Cada golpe militar trató de eliminarlas del mismo modo que lo hacía con los opositores, los dirigentes sindicales y sociales, profesores y estudiantes, artistas y sus obras o con quemas masivas de libros. Un festival del miedo y la barbarie como para dejar bien claro quien mandaba.
La última dio un paso más allá tanto en carnicería como en ocultamiento. Las grandes autopistas y el trazado forzado de la nueva ciudad imaginada por el Brigadier Osvaldo Cacciatore se hicieron a piacere.
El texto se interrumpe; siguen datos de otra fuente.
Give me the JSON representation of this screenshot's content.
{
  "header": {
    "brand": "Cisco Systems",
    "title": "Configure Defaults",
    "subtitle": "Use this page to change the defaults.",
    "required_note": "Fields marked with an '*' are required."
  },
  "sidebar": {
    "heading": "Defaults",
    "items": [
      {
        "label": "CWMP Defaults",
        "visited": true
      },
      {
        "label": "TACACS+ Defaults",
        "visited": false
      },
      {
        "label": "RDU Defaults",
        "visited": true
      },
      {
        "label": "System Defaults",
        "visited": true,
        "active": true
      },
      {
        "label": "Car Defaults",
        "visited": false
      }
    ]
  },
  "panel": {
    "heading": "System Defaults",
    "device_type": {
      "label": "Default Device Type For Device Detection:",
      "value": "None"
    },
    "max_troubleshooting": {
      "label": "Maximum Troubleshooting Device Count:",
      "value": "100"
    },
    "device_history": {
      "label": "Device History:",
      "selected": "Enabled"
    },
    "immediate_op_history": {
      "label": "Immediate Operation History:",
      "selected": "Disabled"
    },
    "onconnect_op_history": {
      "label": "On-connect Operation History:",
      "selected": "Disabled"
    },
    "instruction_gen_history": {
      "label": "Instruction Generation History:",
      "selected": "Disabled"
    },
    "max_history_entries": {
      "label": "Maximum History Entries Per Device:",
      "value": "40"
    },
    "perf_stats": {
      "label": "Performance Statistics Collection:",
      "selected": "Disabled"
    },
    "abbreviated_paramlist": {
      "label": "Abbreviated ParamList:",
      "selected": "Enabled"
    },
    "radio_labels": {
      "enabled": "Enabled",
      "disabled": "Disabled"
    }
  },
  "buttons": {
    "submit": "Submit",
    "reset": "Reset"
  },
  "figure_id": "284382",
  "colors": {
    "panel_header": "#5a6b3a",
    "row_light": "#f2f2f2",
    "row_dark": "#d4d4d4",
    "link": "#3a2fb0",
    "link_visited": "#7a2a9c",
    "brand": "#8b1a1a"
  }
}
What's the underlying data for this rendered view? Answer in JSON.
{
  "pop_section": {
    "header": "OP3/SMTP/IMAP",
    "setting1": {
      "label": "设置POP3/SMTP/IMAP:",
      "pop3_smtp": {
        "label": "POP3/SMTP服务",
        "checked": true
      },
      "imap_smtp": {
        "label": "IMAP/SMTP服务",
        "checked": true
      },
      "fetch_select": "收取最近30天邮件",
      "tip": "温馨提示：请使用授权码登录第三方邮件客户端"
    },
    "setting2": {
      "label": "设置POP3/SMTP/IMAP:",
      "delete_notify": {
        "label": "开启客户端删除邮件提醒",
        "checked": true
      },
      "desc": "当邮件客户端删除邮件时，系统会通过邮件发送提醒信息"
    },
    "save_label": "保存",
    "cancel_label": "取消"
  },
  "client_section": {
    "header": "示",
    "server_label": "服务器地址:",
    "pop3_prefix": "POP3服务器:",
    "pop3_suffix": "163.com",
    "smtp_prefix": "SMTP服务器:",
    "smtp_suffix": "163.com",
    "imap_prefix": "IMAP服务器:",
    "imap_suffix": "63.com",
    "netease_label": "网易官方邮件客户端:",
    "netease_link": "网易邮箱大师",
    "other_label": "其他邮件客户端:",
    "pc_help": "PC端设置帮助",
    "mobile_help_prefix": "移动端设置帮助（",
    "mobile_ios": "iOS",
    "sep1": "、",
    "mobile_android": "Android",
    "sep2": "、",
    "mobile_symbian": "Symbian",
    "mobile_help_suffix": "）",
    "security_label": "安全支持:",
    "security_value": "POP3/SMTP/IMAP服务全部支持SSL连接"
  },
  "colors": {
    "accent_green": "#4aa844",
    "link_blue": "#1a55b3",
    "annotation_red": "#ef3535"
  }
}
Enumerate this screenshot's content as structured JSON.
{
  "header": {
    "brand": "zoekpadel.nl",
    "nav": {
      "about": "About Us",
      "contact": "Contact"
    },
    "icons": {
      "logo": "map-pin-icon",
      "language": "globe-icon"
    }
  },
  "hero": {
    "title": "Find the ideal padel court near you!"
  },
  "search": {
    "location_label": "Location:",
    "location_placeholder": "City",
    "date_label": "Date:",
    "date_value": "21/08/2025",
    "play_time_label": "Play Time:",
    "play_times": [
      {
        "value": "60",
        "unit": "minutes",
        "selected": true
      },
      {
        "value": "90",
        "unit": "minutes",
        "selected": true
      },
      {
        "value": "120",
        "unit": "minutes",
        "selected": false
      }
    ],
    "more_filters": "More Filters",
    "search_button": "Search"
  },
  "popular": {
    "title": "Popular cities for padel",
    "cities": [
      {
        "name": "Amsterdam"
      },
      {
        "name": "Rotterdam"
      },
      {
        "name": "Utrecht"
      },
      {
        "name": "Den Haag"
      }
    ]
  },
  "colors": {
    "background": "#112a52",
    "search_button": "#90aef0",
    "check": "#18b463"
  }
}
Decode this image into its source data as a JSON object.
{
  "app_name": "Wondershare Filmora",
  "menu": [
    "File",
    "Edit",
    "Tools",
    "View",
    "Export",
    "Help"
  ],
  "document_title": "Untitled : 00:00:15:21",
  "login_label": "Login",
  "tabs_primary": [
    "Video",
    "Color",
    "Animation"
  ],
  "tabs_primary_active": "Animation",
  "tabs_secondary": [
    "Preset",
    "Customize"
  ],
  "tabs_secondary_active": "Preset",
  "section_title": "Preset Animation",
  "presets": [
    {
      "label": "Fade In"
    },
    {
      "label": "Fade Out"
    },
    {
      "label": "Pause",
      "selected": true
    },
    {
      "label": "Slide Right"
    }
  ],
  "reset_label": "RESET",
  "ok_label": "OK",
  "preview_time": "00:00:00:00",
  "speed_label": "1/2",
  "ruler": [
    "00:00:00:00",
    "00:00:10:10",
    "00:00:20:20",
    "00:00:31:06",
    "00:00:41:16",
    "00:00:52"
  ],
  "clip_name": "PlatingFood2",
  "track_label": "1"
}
Poderoso y práctico, construyó ocho autopistas con el propósito de ir más rápido del punto A al punto B, correspondiendo el primero a la city porteña y el segundo el conurbano bonaerense. Lugar a donde se desplazaron también las villas en esa implacable limpieza social. Para ello se endeudó en 730 millones de dólares y empleo todos los recursos posibles entre 1976 y 1982, año en que las inauguró, siendo también un emblema de realizaciones junto con el Mundial’78.
Los milicos, fieles custodios de los intereses de la patria, es decir, de aquella rancia oligarquía fundadora olor a bosta, no pudieron arrasar con una sociedad atravesada por la revolución de los gobiernos peronistas. Sus estructuras y organizaciones se mantuvieron a pesar de la aberrante persecución y aniquilación perpetuada en esos años negros. Deshilachado su prestigio, vuelta la democracia, recién la reforma constitucional de 1994, visibilizó a los indios como sujetos de derecho; derechos que ejercerán dentro de un siglo, conforme los lentos procesos de legitimación y la dirección de los vientos que soplen.
Los habitantes de las villas, muchos indocumentados y aunque posean un documento que los identifica como ciudadanos, saben que, por el lugar en que residen, los posibles empleadores dudarán en darles o no trabajo. Cansados de ser ninguneados, ingresan en la delincuencia como único medio de subsistencia.
Robo de vehículos, desarmaderos y reducción de repuestos bajo la vista gorda de autoridades y policía, han generado óptimos ingresos amparados en esa inmensa cloaca llamada corrupción. La droga y el narcotráfico ha sido otra fuente de dinero en los últimos tiempos, un nuevo pretexto de agresión continua a los villeros que sufren conflictos internos tanto por la drogadicción de sus niños como por la lucha de las pandillas dominantes.
Por más esfuerzos que se hagan a nivel nacional para combatir la pandemia, al menos su difusión por el confinamiento obligatorio, allí se hace imposible. Entre morir de hambre o por el virus, eligen a este último.
En los 14 mil “barrios populares”, (otro eufemismo que enmascara para tapar lo que no se quiere ver) de Argentina, viven más de 3 millones de personas, cubriendo una superficie mayor que la CABA.
Sin embargo, como Dios atiende, justamente allí, la mayor cantidad de muertos pobres se seguirán concentrando ahí.